Thursday, September 03, 2009

magnetism and stupidity

This summer I have been watching Warehouse 13 and old episodes of Sliders. Of the two Warehouse 13 is easily the more well-written but both have some serious plot-development and believability issues, even for science fiction. The problem is that I know that without some of those plot issues there really wouldn't be good storyline to follow. So, do I gripe about it or accept it for what it is? I am still working out what standard to use for what is sloppy storytelling and what is just me nitpicking.

As one example that I have seen repeated many times in TV and the movies, including the usually very well-written Lost last season, the last episode of Warehouse 13 had a scene where a character was wearing a magnetic coat and metallic objects slowly inched their way toward her before flying at her. Anyone who has played around with magnets for more than five minutes knows, though, that the region of space between where an object will not move toward a magnet and where it will move very quickly is small. Metallic objects do not visibly inch toward magnets. They either stay still or they move very quickly.
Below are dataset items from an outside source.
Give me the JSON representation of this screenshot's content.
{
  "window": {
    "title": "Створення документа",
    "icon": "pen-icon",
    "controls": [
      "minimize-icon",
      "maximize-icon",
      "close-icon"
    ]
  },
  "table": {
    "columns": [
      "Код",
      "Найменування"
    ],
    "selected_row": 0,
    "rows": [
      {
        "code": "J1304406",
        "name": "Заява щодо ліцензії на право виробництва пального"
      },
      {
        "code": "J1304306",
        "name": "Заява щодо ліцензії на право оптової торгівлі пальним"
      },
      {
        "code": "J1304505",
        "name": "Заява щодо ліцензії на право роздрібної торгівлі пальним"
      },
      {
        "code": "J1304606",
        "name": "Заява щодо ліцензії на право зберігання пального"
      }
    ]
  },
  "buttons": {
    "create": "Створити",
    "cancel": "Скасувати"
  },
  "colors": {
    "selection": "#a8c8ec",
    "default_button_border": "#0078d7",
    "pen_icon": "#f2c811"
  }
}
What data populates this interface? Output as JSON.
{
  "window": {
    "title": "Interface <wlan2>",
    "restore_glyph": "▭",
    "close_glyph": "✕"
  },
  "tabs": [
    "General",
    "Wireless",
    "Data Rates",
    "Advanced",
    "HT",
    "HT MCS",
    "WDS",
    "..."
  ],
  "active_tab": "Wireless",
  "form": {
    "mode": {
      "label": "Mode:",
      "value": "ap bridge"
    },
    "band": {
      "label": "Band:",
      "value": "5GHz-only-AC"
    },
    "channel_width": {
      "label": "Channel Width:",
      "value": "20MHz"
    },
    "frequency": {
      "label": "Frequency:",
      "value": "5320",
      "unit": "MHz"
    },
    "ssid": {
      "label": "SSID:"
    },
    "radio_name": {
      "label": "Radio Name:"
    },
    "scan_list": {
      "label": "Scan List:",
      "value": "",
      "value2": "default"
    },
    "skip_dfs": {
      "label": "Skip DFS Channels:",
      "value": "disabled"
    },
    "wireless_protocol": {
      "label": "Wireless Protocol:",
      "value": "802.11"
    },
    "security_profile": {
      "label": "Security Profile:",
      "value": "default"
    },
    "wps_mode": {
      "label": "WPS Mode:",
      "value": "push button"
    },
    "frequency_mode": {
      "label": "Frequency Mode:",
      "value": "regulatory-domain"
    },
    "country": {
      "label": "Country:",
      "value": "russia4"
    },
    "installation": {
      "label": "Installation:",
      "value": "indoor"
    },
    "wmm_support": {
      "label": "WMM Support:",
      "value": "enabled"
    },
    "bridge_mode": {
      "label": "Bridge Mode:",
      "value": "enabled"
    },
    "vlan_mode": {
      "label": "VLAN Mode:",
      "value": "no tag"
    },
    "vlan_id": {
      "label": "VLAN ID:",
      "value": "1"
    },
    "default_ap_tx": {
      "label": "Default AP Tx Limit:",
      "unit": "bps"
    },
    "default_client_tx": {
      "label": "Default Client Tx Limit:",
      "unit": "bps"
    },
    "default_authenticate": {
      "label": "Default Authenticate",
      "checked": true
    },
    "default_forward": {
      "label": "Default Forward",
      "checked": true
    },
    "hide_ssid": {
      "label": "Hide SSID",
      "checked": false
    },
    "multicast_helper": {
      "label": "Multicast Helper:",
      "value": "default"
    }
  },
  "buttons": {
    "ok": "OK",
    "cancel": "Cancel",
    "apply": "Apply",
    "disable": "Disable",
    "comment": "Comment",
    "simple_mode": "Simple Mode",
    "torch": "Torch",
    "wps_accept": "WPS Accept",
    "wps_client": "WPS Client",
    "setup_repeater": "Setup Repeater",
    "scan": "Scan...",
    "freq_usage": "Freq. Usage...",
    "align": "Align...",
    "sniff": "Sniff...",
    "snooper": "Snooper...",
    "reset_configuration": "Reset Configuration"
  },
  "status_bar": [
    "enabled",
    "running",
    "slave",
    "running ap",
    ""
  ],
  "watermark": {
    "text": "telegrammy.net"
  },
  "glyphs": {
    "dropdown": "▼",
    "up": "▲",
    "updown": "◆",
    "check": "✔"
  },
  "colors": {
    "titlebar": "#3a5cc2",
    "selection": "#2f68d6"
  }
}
The magnet thing is just something that irritates my geeky side. I know that most people would not care. Something that is a bit less geeky that gets at me, though, is when characters behave in unrealistically stupid ways just to move the plot along. In Sliders the concept is that the main characters move from dimension to dimension seeing alternate worlds. No matter how many times they run into situations that are far different than they appear on the surface throughout the series at least one character will make serious assumptions based on the face value of a situation and do something stupid as a result in each episode. Somehow the characters have forgotten everything they learned in their experiences in the previous umpteen dimensions that they visited.

Since I generally life science fiction I should probably just buck it up to some extent. If I can accept the premise of a show that is about jumping dimensions or about collecting artifacts that have almost magical behavior, then I probably should not get too bothered if the magnets in that story don't behave like I expect them to.